Достаточно хотя немного разобраться в этом ералаше исторических лиц, чтобы убедиться в недопустимости такой свободы творческой фантазии.
Оказывается, князь Дмитрий Телепнев был убит в 1563 году, то есть за семь лет до прибытия в Москву принца Магнуса. Федор Басманов погиб загадочной смертью за год до приезда принца. Князь Репнин погиб тоже в 1563 году. Княгина Евфросинья Хованская, по мужу княгиня Старицкая, в иночестве Евдокия, в 1564 году была принудительно пострижена и отправлена в ссылку на Белоозеро в Горицкий монастырь, где и жила безвыездно до 1569 года, когда была казнена одновременно с сыном. Так что все эти лица никак не могли участвовать в торжественном приеме принца Магнуса.
И уж совсем не могла там оказаться жена царя — Марья Темрюковна. Она, как сообщает историк,
…умерла более чем за год приезда в Москву Магнуса, в сентябре 1569 года. Есть указания на то, что в первые годы замужества у нее был ребенок, умерший в младенчестве. У А.Н. Толстого она выведена в сцене отравления для пущей трогательности беременной. Невероятного в этом ничего нет. Если автору было угодно забеременить для большего эффекта несчастную жертву боярской злобы, то можно не ставить ему в вину поэтической вольности подобного рода. Но дело в том, что самый факт отравления второй жены Ивана Грозного находится под большим сомнением. В 1572 году Освященный собор владык церкви вопреки каноническим правилам разрешил царю четвертый брак и в своем «приговоре» по этому поводу писал под диктовку царя об отравлении его первых трех жен. Но позже сам царь Иван в последнем письме к Курбскому обвинял бояр в том, что они чарами и колдовством сжили со света его первую жену, но ничего не говорил об отравлении Марьи Темрюковны.

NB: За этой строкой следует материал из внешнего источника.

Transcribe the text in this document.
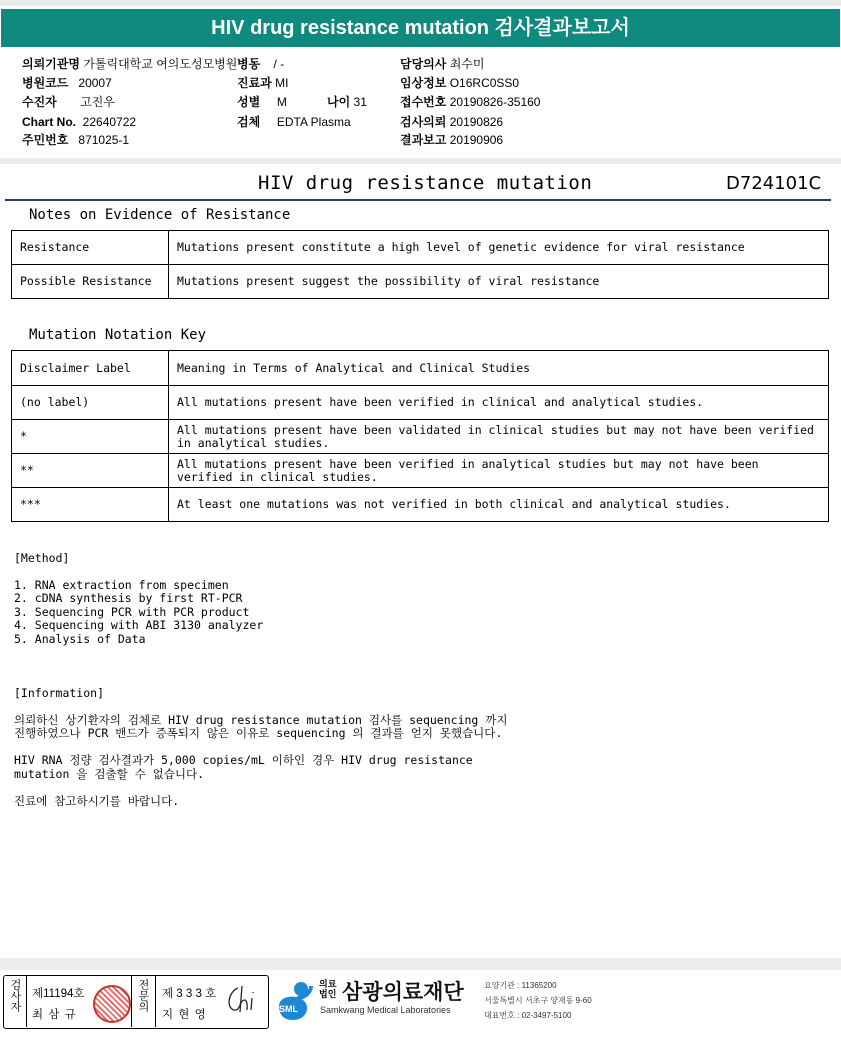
HIV drug resistance mutation 검사결과보고서
의뢰기관명 가톨릭대학교 여의도성모병원 병동 / -	담당의사 최수미
병원코드 20007	진료과 MI	임상정보 O16RC0SS0
수진자 고진우	성별 M	나이 31	접수번호 20190826-35160
Chart No. 22640722	검체 EDTA Plasma	검사의뢰 20190826
주민번호 871025-1	결과보고 20190906
HIV drug resistance mutation	D724101C
Notes on Evidence of Resistance
Resistance	Mutations present constitute a high level of genetic evidence for viral resistance
Possible Resistance	Mutations present suggest the possibility of viral resistance
Mutation Notation Key
Disclaimer Label	Meaning in Terms of Analytical and Clinical Studies
(no label)	All mutations present have been verified in clinical and analytical studies.
*	All mutations present have been validated in clinical studies but may not have been verified in analytical studies.
**	All mutations present have been verified in analytical studies but may not have been verified in clinical studies.
***	At least one mutations was not verified in both clinical and analytical studies.
[Method]
1. RNA extraction from specimen
2. cDNA synthesis by first RT-PCR
3. Sequencing PCR with PCR product
4. Sequencing with ABI 3130 analyzer
5. Analysis of Data
[Information]
의뢰하신 상기환자의 검체로 HIV drug resistance mutation 검사를 sequencing 까지
진행하였으나 PCR 밴드가 증폭되지 않은 이유로 sequencing 의 결과를 얻지 못했습니다.
HIV RNA 정량 검사결과가 5,000 copies/mL 이하인 경우 HIV drug resistance
mutation 을 검출할 수 없습니다.
진료에 참고하시기를 바랍니다.
검사자 제11194호
최 삼 규
전문의 제 3 3 3 호
지 현 영	SML
의료법인 삼광의료재단
Samkwang Medical Laboratories
요양기관 : 11365200
서울특별시 서초구 양재동 9-60
대표번호 : 02-3497-5100
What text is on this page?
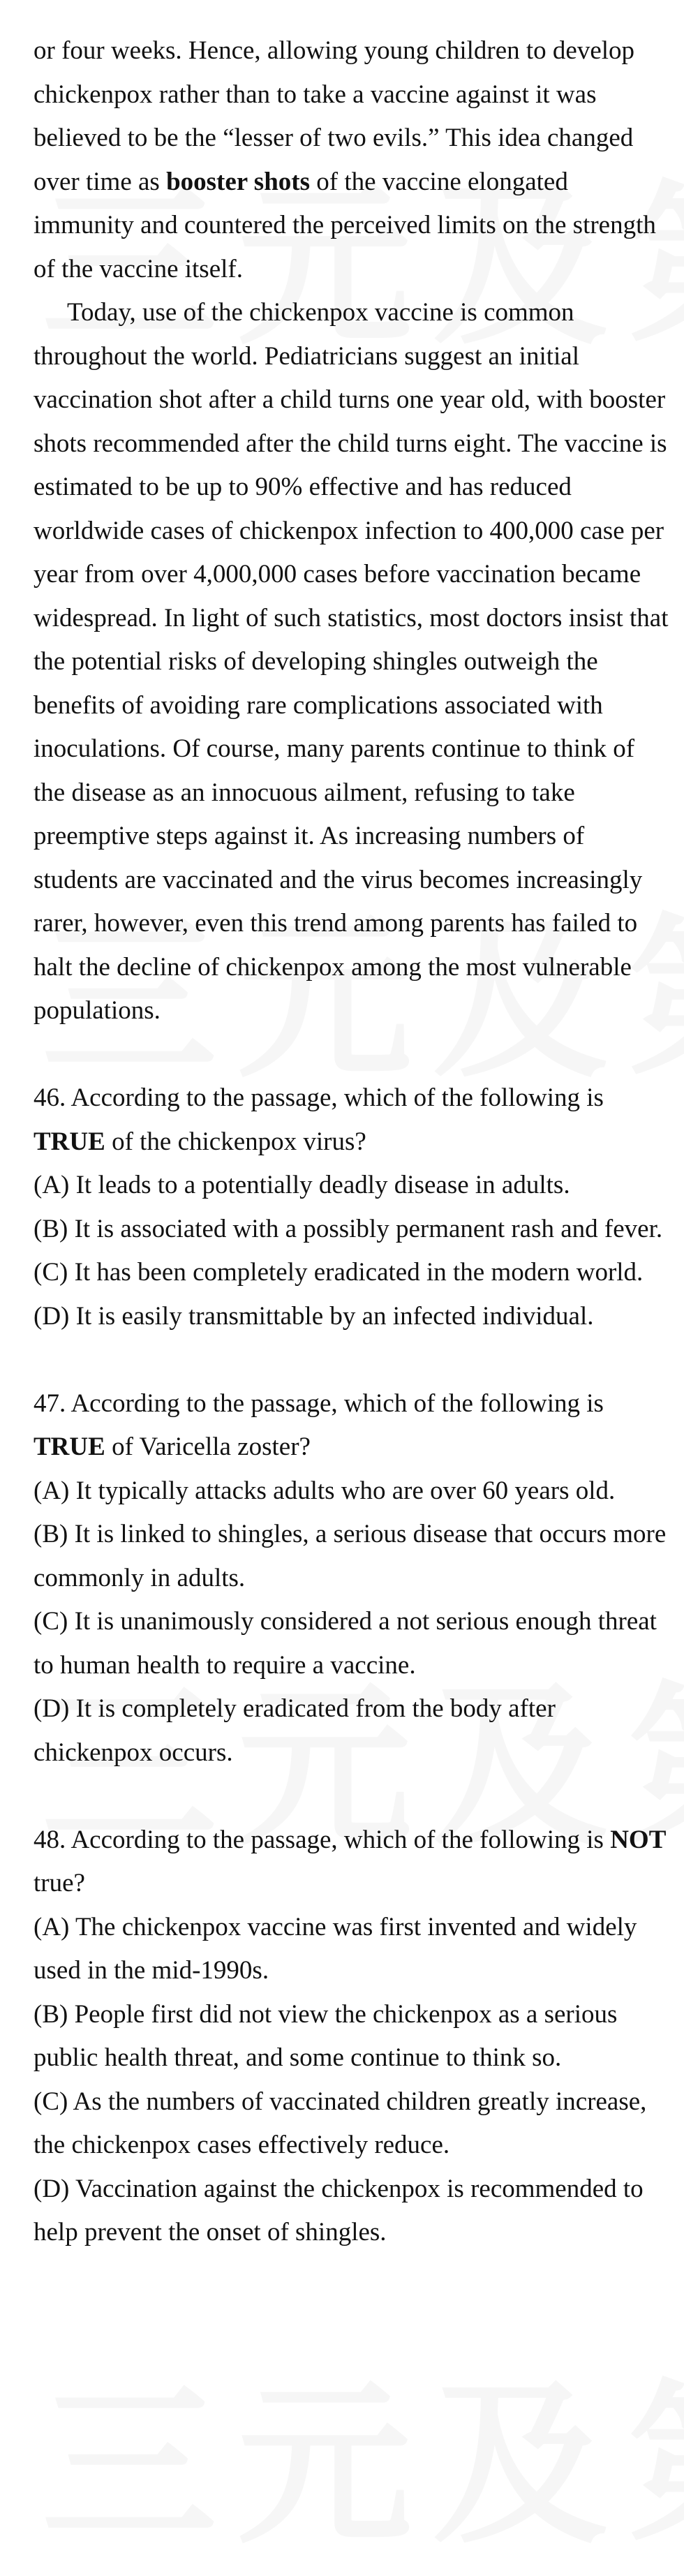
or four weeks. Hence, allowing young children to develop chickenpox rather than to take a vaccine against it was believed to be the “lesser of two evils.” This idea changed over time as booster shots of the vaccine elongated immunity and countered the perceived limits on the strength of the vaccine itself.

Today, use of the chickenpox vaccine is common throughout the world. Pediatricians suggest an initial vaccination shot after a child turns one year old, with booster shots recommended after the child turns eight. The vaccine is estimated to be up to 90% effective and has reduced worldwide cases of chickenpox infection to 400,000 case per year from over 4,000,000 cases before vaccination became widespread. In light of such statistics, most doctors insist that the potential risks of developing shingles outweigh the benefits of avoiding rare complications associated with inoculations. Of course, many parents continue to think of the disease as an innocuous ailment, refusing to take preemptive steps against it. As increasing numbers of students are vaccinated and the virus becomes increasingly rarer, however, even this trend among parents has failed to halt the decline of chickenpox among the most vulnerable populations.

46. According to the passage, which of the following is TRUE of the chickenpox virus?

(A) It leads to a potentially deadly disease in adults.

(B) It is associated with a possibly permanent rash and fever.

(C) It has been completely eradicated in the modern world.

(D) It is easily transmittable by an infected individual.

47. According to the passage, which of the following is TRUE of Varicella zoster?

(A) It typically attacks adults who are over 60 years old.

(B) It is linked to shingles, a serious disease that occurs more commonly in adults.

(C) It is unanimously considered a not serious enough threat to human health to require a vaccine.

(D) It is completely eradicated from the body after chickenpox occurs.

48. According to the passage, which of the following is NOT true?

(A) The chickenpox vaccine was first invented and widely used in the mid-1990s.

(B) People first did not view the chickenpox as a serious public health threat, and some continue to think so.

(C) As the numbers of vaccinated children greatly increase, the chickenpox cases effectively reduce.

(D) Vaccination against the chickenpox is recommended to help prevent the onset of shingles.
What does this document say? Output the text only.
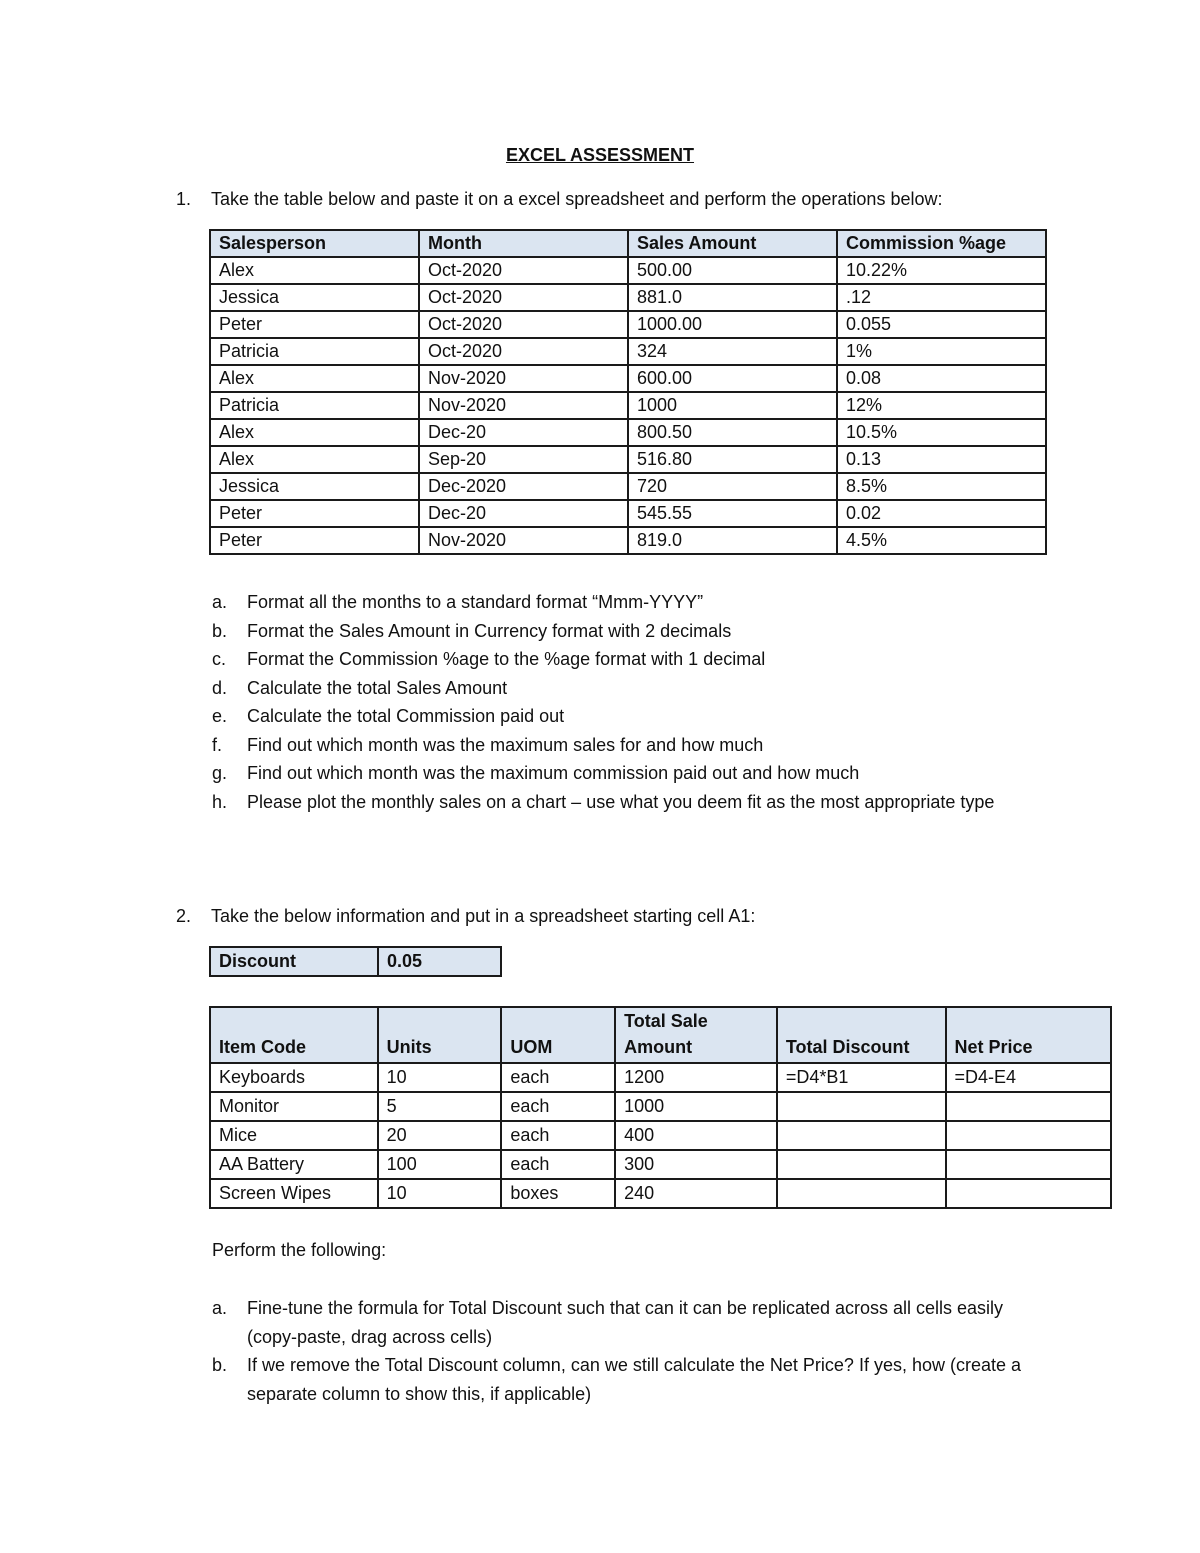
EXCEL ASSESSMENT
1. Take the table below and paste it on a excel spreadsheet and perform the operations below:
Salesperson	Month	Sales Amount	Commission %age
Alex	Oct-2020	500.00	10.22%
Jessica	Oct-2020	881.0	.12
Peter	Oct-2020	1000.00	0.055
Patricia	Oct-2020	324	1%
Alex	Nov-2020	600.00	0.08
Patricia	Nov-2020	1000	12%
Alex	Dec-20	800.50	10.5%
Alex	Sep-20	516.80	0.13
Jessica	Dec-2020	720	8.5%
Peter	Dec-20	545.55	0.02
Peter	Nov-2020	819.0	4.5%
a. Format all the months to a standard format “Mmm-YYYY”
b. Format the Sales Amount in Currency format with 2 decimals
c. Format the Commission %age to the %age format with 1 decimal
d. Calculate the total Sales Amount
e. Calculate the total Commission paid out
f. Find out which month was the maximum sales for and how much
g. Find out which month was the maximum commission paid out and how much
h. Please plot the monthly sales on a chart – use what you deem fit as the most appropriate type
2. Take the below information and put in a spreadsheet starting cell A1:
Discount	0.05
Item Code	Units	UOM	Total Sale Amount	Total Discount	Net Price
Keyboards	10	each	1200	=D4*B1	=D4-E4
Monitor	5	each	1000		
Mice	20	each	400		
AA Battery	100	each	300		
Screen Wipes	10	boxes	240		
Perform the following:
a. Fine-tune the formula for Total Discount such that can it can be replicated across all cells easily (copy-paste, drag across cells)
b. If we remove the Total Discount column, can we still calculate the Net Price? If yes, how (create a separate column to show this, if applicable)
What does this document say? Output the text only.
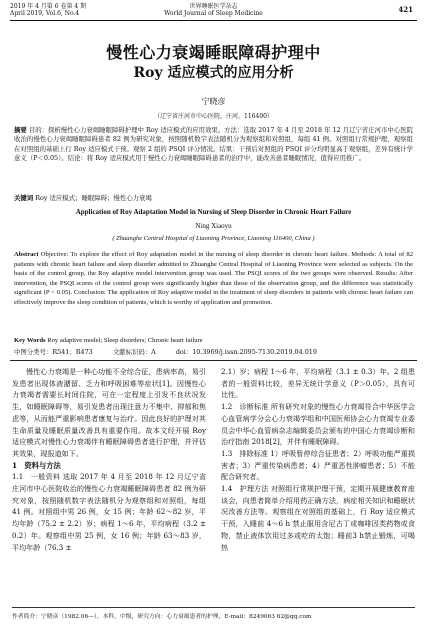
2019 年 4 月第 6 卷第 4 期
April 2019, Vol.6, No.4
世界睡眠医学杂志
World Journal of Sleep Medicine	421
慢性心力衰竭睡眠障碍护理中
Roy 适应模式的应用分析
宁晓彦
（辽宁省庄河市中心医院，庄河，116400）
摘要 目的：探析慢性心力衰竭睡眠障碍护理中 Roy 适应模式的应用效果。方法：选取 2017 年 4 月至 2018 年 12 月辽宁省庄河市中心医院收治的慢性心力衰竭睡眠障碍患者 82 例为研究对象，按照随机数字表法随机分为观察组和对照组，每组 41 例。对照组行常规护理，观察组在对照组的基础上行 Roy 适应模式干预。观察 2 组的 PSQI 评分情况。结果：干预后对照组的 PSQI 评分均明显高于观察组，差异有统计学意义（P＜0.05）。结论：将 Roy 适应模式用于慢性心力衰竭睡眠障碍患者的治疗中，能改善患者睡眠情况，值得应用推广。
关键词 Roy 适应模式；睡眠障碍；慢性心力衰竭
Application of Roy Adaptation Model in Nursing of Sleep Disorder in Chronic Heart Failure
Ning Xiaoyu
( Zhuanghe Central Hospital of Liaoning Province, Liaoning 116400, China )
Abstract Objective: To explore the effect of Roy adaptation model in the nursing of sleep disorder in chronic heart failure. Methods: A total of 82 patients with chronic heart failure and sleep disorder admitted to Zhuanghe Central Hospital of Liaoning Province were selected as subjects. On the basis of the control group, the Roy adaptive model intervention group was used. The PSQI scores of the two groups were observed. Results: After intervention, the PSQI scores of the control group were significantly higher than those of the observation group, and the difference was statistically significant (P < 0.05). Conclusion: The application of Roy adaptive model in the treatment of sleep disorders in patients with chronic heart failure can effectively improve the sleep condition of patients, which is worthy of application and promotion.
Key Words Roy adaptive model; Sleep disorders; Chronic heart failure
中图分类号：R541；R473	文献标识码：A	doi：10.3969/j.issn.2095-7130.2019.04.019

慢性心力衰竭是一种心功能不全综合征，患病率高，易引发患者出现体液潴留、乏力和呼吸困难等症状[1]。因慢性心力衰竭者需要长时间住院，可在一定程度上引发不良状况发生，如睡眠障碍等，易引发患者出现注意力不集中、抑郁和焦虑等，从而能严重影响患者康复与治疗。因此良好的护理对其生命质量及睡眠质量改善具有重要作用。故本文经开展 Roy 适应模式对慢性心力衰竭伴有睡眠障碍患者进行护理，并评估其效果，现报道如下。

1　资料与方法

1.1　一般资料 选取 2017 年 4 月至 2018 年 12 月辽宁省庄河市中心医院收治的慢性心力衰竭睡眠障碍患者 82 例为研究对象，按照随机数字表法随机分为观察组和对照组，每组 41 例。对照组中男 26 例，女 15 例；年龄 62～82 岁，平均年龄（75.2 ± 2.2）岁；病程 1～6 年，平均病程（3.2 ± 0.2）年。观察组中男 25 例，女 16 例；年龄 63～83 岁，平均年龄（76.3 ±

2.1）岁；病程 1～6 年，平均病程（3.1 ± 0.3）年。2 组患者的一般资料比较，差异无统计学意义（P＞0.05），具有可比性。

1.2　诊断标准 所有研究对象的慢性心力衰竭符合中华医学会心血管病学分会心力衰竭学组和中国医师协会心力衰竭专业委员会中华心血管病杂志编辑委员会颁布的中国心力衰竭诊断和治疗指南 2018[2]，并伴有睡眠障碍。

1.3　排除标准 1）呼吸暂停综合征患者；2）呼吸功能严重损害者；3）严重传染病患者；4）严重恶性肿瘤患者；5）不能配合研究者。

1.4　护理方法 对照组行常规护理干预，定期开展健康教育座谈会，向患者简单介绍用药正确方法，病症相关知识和睡眠状况改善方法等。观察组在对照组的基础上，行 Roy 适应模式干预，入睡前 4～6 h 禁止服用含尼古丁或咖啡因类药物或食物，禁止液体饮用过多或吃的太饱；睡前3 h禁止锻炼，可喝热

作者简介：宁晓彦（1982.06—），本科，中级，研究方向：心力衰竭患者的护理，E-mail：8249063 62@qq.com
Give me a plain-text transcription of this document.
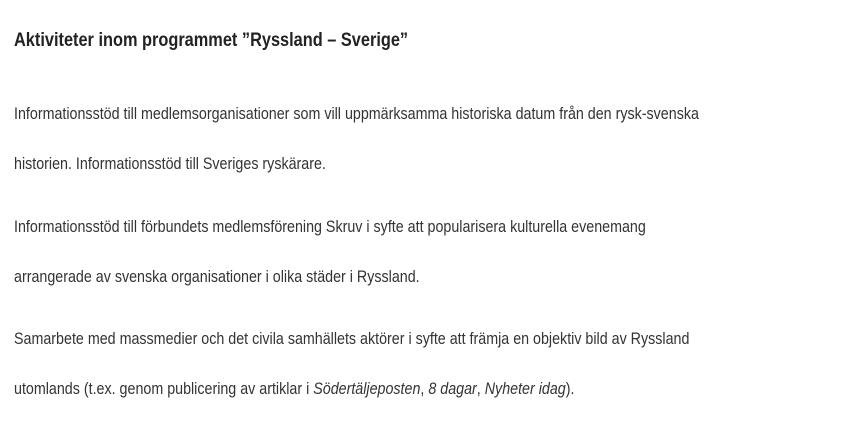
Aktiviteter inom programmet ”Ryssland – Sverige”

Informationsstöd till medlemsorganisationer som vill uppmärksamma historiska datum från den rysk-svenska
historien. Informationsstöd till Sveriges ryskärare.

Informationsstöd till förbundets medlemsförening Skruv i syfte att popularisera kulturella evenemang
arrangerade av svenska organisationer i olika städer i Ryssland.

Samarbete med massmedier och det civila samhällets aktörer i syfte att främja en objektiv bild av Ryssland
utomlands (t.ex. genom publicering av artiklar i Södertäljeposten, 8 dagar, Nyheter idag).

Много еще разных нарушений исторической правды обнаружил в этой картине историк. Но одного, едва ли не самого грубого пренебрежения А.Н. Толстым тем, что было на самом деле и чего ни при каких обстоятельствах быть не могло, он не заметил. То есть, скорее всего (и даже наверняка), заметил. Не мог не заметить. Но нашего внимания на это не обратил.
Я имею в виду приведенный выше монолог царя Ивана о том, как «французский король тешился в ночь святого Варфоломея» и «в стольном граде Париже по улицам кровавые ручьи текли».